Sidney, the female singer from Scully’s, was with Danny and he wasn’t making any secret about how mad he was at her. She glided ahead into the bar and he strode to keep up with her.
“It’s a lousy idea, I’m tellin’ you,” he shouted. “And it’s wrong. Why are you in such a goddamn hurry to move on? You think Amber’s dead, don’t you?”
“No,” Sidney said clearly.
Danny grabbed and swung her to face him. “Liar,” he said. “Off with the old and on with the new. That’s the kind of friend you are. She’ll not thank you for it when she comes back.”
“Ah, hell,” Gray muttered. “Angry people never make any sense. I need cool heads.”
“Uh-huh,” Marley said. “And loose tongues.”

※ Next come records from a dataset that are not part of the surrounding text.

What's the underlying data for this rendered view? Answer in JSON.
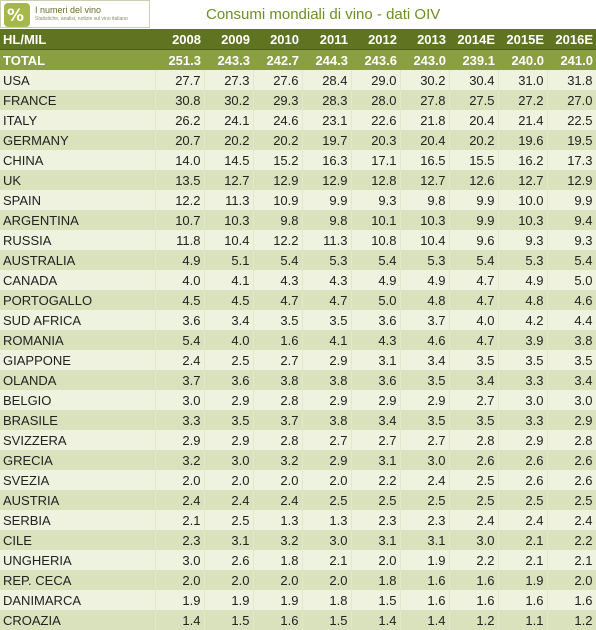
{
  "logo": {
    "title": "I numeri del vino",
    "subtitle": "Statistiche, analisi, notizie sul vino italiano"
  },
  "title": "Consumi mondiali di vino - dati OIV",
  "colors": {
    "header": "#5f7321",
    "total": "#8a9e42",
    "row_light": "#eef2de",
    "row_dark": "#d9e2bc",
    "title": "#6f8f22"
  },
  "chart_data": {
    "type": "table",
    "columns": [
      "HL/MIL",
      "2008",
      "2009",
      "2010",
      "2011",
      "2012",
      "2013",
      "2014E",
      "2015E",
      "2016E"
    ],
    "total": [
      "TOTAL",
      "251.3",
      "243.3",
      "242.7",
      "244.3",
      "243.6",
      "243.0",
      "239.1",
      "240.0",
      "241.0"
    ],
    "rows": [
      [
        "USA",
        "27.7",
        "27.3",
        "27.6",
        "28.4",
        "29.0",
        "30.2",
        "30.4",
        "31.0",
        "31.8"
      ],
      [
        "FRANCE",
        "30.8",
        "30.2",
        "29.3",
        "28.3",
        "28.0",
        "27.8",
        "27.5",
        "27.2",
        "27.0"
      ],
      [
        "ITALY",
        "26.2",
        "24.1",
        "24.6",
        "23.1",
        "22.6",
        "21.8",
        "20.4",
        "21.4",
        "22.5"
      ],
      [
        "GERMANY",
        "20.7",
        "20.2",
        "20.2",
        "19.7",
        "20.3",
        "20.4",
        "20.2",
        "19.6",
        "19.5"
      ],
      [
        "CHINA",
        "14.0",
        "14.5",
        "15.2",
        "16.3",
        "17.1",
        "16.5",
        "15.5",
        "16.2",
        "17.3"
      ],
      [
        "UK",
        "13.5",
        "12.7",
        "12.9",
        "12.9",
        "12.8",
        "12.7",
        "12.6",
        "12.7",
        "12.9"
      ],
      [
        "SPAIN",
        "12.2",
        "11.3",
        "10.9",
        "9.9",
        "9.3",
        "9.8",
        "9.9",
        "10.0",
        "9.9"
      ],
      [
        "ARGENTINA",
        "10.7",
        "10.3",
        "9.8",
        "9.8",
        "10.1",
        "10.3",
        "9.9",
        "10.3",
        "9.4"
      ],
      [
        "RUSSIA",
        "11.8",
        "10.4",
        "12.2",
        "11.3",
        "10.8",
        "10.4",
        "9.6",
        "9.3",
        "9.3"
      ],
      [
        "AUSTRALIA",
        "4.9",
        "5.1",
        "5.4",
        "5.3",
        "5.4",
        "5.3",
        "5.4",
        "5.3",
        "5.4"
      ],
      [
        "CANADA",
        "4.0",
        "4.1",
        "4.3",
        "4.3",
        "4.9",
        "4.9",
        "4.7",
        "4.9",
        "5.0"
      ],
      [
        "PORTOGALLO",
        "4.5",
        "4.5",
        "4.7",
        "4.7",
        "5.0",
        "4.8",
        "4.7",
        "4.8",
        "4.6"
      ],
      [
        "SUD AFRICA",
        "3.6",
        "3.4",
        "3.5",
        "3.5",
        "3.6",
        "3.7",
        "4.0",
        "4.2",
        "4.4"
      ],
      [
        "ROMANIA",
        "5.4",
        "4.0",
        "1.6",
        "4.1",
        "4.3",
        "4.6",
        "4.7",
        "3.9",
        "3.8"
      ],
      [
        "GIAPPONE",
        "2.4",
        "2.5",
        "2.7",
        "2.9",
        "3.1",
        "3.4",
        "3.5",
        "3.5",
        "3.5"
      ],
      [
        "OLANDA",
        "3.7",
        "3.6",
        "3.8",
        "3.8",
        "3.6",
        "3.5",
        "3.4",
        "3.3",
        "3.4"
      ],
      [
        "BELGIO",
        "3.0",
        "2.9",
        "2.8",
        "2.9",
        "2.9",
        "2.9",
        "2.7",
        "3.0",
        "3.0"
      ],
      [
        "BRASILE",
        "3.3",
        "3.5",
        "3.7",
        "3.8",
        "3.4",
        "3.5",
        "3.5",
        "3.3",
        "2.9"
      ],
      [
        "SVIZZERA",
        "2.9",
        "2.9",
        "2.8",
        "2.7",
        "2.7",
        "2.7",
        "2.8",
        "2.9",
        "2.8"
      ],
      [
        "GRECIA",
        "3.2",
        "3.0",
        "3.2",
        "2.9",
        "3.1",
        "3.0",
        "2.6",
        "2.6",
        "2.6"
      ],
      [
        "SVEZIA",
        "2.0",
        "2.0",
        "2.0",
        "2.0",
        "2.2",
        "2.4",
        "2.5",
        "2.6",
        "2.6"
      ],
      [
        "AUSTRIA",
        "2.4",
        "2.4",
        "2.4",
        "2.5",
        "2.5",
        "2.5",
        "2.5",
        "2.5",
        "2.5"
      ],
      [
        "SERBIA",
        "2.1",
        "2.5",
        "1.3",
        "1.3",
        "2.3",
        "2.3",
        "2.4",
        "2.4",
        "2.4"
      ],
      [
        "CILE",
        "2.3",
        "3.1",
        "3.2",
        "3.0",
        "3.1",
        "3.1",
        "3.0",
        "2.1",
        "2.2"
      ],
      [
        "UNGHERIA",
        "3.0",
        "2.6",
        "1.8",
        "2.1",
        "2.0",
        "1.9",
        "2.2",
        "2.1",
        "2.1"
      ],
      [
        "REP. CECA",
        "2.0",
        "2.0",
        "2.0",
        "2.0",
        "1.8",
        "1.6",
        "1.6",
        "1.9",
        "2.0"
      ],
      [
        "DANIMARCA",
        "1.9",
        "1.9",
        "1.9",
        "1.8",
        "1.5",
        "1.6",
        "1.6",
        "1.6",
        "1.6"
      ],
      [
        "CROAZIA",
        "1.4",
        "1.5",
        "1.6",
        "1.5",
        "1.4",
        "1.4",
        "1.2",
        "1.1",
        "1.2"
      ]
    ]
  }
}
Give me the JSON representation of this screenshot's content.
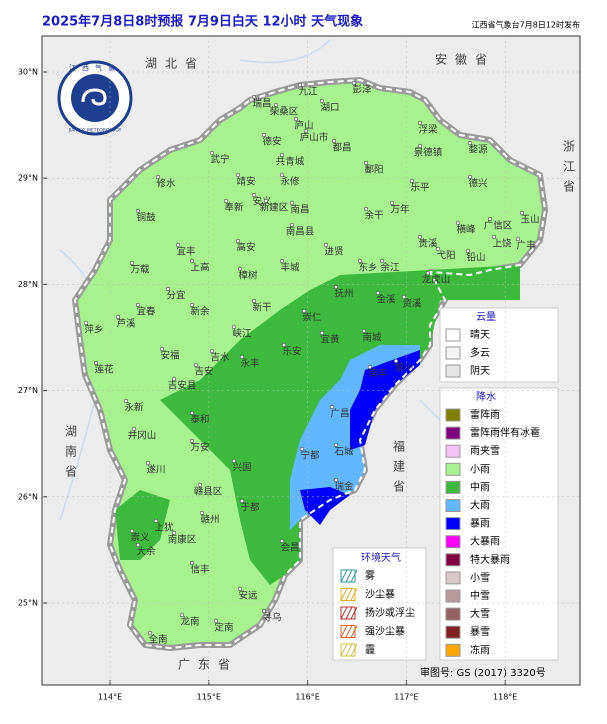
{
  "header": {
    "title": "2025年7月8日8时预报 7月9日白天 12小时 天气现象",
    "issuer": "江西省气象台7月8日12时发布"
  },
  "logo": {
    "name": "江西气象",
    "english": "JIANGXI METEOROLOGY"
  },
  "map": {
    "lat_ticks": [
      {
        "value": 30,
        "label": "30°N"
      },
      {
        "value": 29,
        "label": "29°N"
      },
      {
        "value": 28,
        "label": "28°N"
      },
      {
        "value": 27,
        "label": "27°N"
      },
      {
        "value": 26,
        "label": "26°N"
      },
      {
        "value": 25,
        "label": "25°N"
      }
    ],
    "lon_ticks": [
      {
        "value": 114,
        "label": "114°E"
      },
      {
        "value": 115,
        "label": "115°E"
      },
      {
        "value": 116,
        "label": "116°E"
      },
      {
        "value": 117,
        "label": "117°E"
      },
      {
        "value": 118,
        "label": "118°E"
      }
    ],
    "regions": [
      "湖北省",
      "安徽省",
      "浙江省",
      "湖南省",
      "福建省",
      "广东省"
    ]
  },
  "cities": [
    "九江",
    "彭泽",
    "瑞昌",
    "柴桑区",
    "湖口",
    "庐山",
    "庐山市",
    "浮梁",
    "德安",
    "都昌",
    "景德镇",
    "婺源",
    "武宁",
    "共青城",
    "鄱阳",
    "修水",
    "靖安",
    "永修",
    "乐平",
    "德兴",
    "安义",
    "奉新",
    "新建区",
    "南昌",
    "余干",
    "万年",
    "玉山",
    "铜鼓",
    "宜丰",
    "高安",
    "南昌县",
    "进贤",
    "东乡",
    "余江",
    "贵溪",
    "横峰",
    "广信区",
    "上饶",
    "广丰",
    "铅山",
    "弋阳",
    "万载",
    "上高",
    "樟树",
    "丰城",
    "抚州",
    "金溪",
    "龙虎山",
    "资溪",
    "分宜",
    "宜春",
    "新余",
    "萍乡",
    "芦溪",
    "新干",
    "崇仁",
    "宜黄",
    "南城",
    "黎川",
    "南丰",
    "峡江",
    "乐安",
    "安福",
    "吉水",
    "永丰",
    "莲花",
    "吉安",
    "吉安县",
    "广昌",
    "泰和",
    "永新",
    "井冈山",
    "万安",
    "石城",
    "宁都",
    "兴国",
    "遂川",
    "瑞金",
    "赣县区",
    "于都",
    "上犹",
    "赣州",
    "会昌",
    "崇义",
    "大余",
    "南康区",
    "信丰",
    "安远",
    "寻乌",
    "全南",
    "龙南",
    "定南"
  ],
  "legend": {
    "cloud": {
      "title": "云量",
      "items": [
        {
          "label": "晴天",
          "color": "#ffffff"
        },
        {
          "label": "多云",
          "color": "#f4f4f4"
        },
        {
          "label": "阴天",
          "color": "#e6e6e6"
        }
      ]
    },
    "precip": {
      "title": "降水",
      "items": [
        {
          "label": "雷阵雨",
          "color": "#808000"
        },
        {
          "label": "雷阵雨伴有冰雹",
          "color": "#800080"
        },
        {
          "label": "雨夹雪",
          "color": "#f4c2f4"
        },
        {
          "label": "小雨",
          "color": "#a6f28f"
        },
        {
          "label": "中雨",
          "color": "#3dba3d"
        },
        {
          "label": "大雨",
          "color": "#61b8ff"
        },
        {
          "label": "暴雨",
          "color": "#0000fe"
        },
        {
          "label": "大暴雨",
          "color": "#fa00fa"
        },
        {
          "label": "特大暴雨",
          "color": "#800040"
        },
        {
          "label": "小雪",
          "color": "#d8c8c8"
        },
        {
          "label": "中雪",
          "color": "#b89a9a"
        },
        {
          "label": "大雪",
          "color": "#966060"
        },
        {
          "label": "暴雪",
          "color": "#802020"
        },
        {
          "label": "冻雨",
          "color": "#ffa500"
        }
      ]
    },
    "env": {
      "title": "环境天气",
      "items": [
        {
          "label": "雾",
          "color": "#2e9ea0"
        },
        {
          "label": "沙尘暴",
          "color": "#e0b020"
        },
        {
          "label": "扬沙或浮尘",
          "color": "#b03030"
        },
        {
          "label": "强沙尘暴",
          "color": "#e06020"
        },
        {
          "label": "霾",
          "color": "#d0c040"
        }
      ]
    }
  },
  "approval": "审图号: GS (2017) 3320号"
}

Gray snorted. “You come up with the damnedest things.”
“I’m right, aren’t I?”
He put an arm around her shoulders. “Yes, you are.”
Marley turned rigid. He was warm against her side and his hand cupping her shoulder held her there—unless she decided to duck away, which would make her feel foolish. They must look like a couple. She thought about that and suddenly had to stop herself from threading her own arm behind his waist.
“Relax,” he whispered.
“I am relaxed.”
“Sure you are.”
“What are you two doing here?” Danny said. He came toward them, his hands curled into fists. “What the fuck are you doin’ here?”
“Watch your mouth,” Gray said. “We were here first, remember?”
“Did you call them, Bernie?” Danny said. “You did, didn’t you? You’ve got a big mouth, my man. Biggest mouth in town and it needs filling up.” He raised a large hand as if he intended to do just that.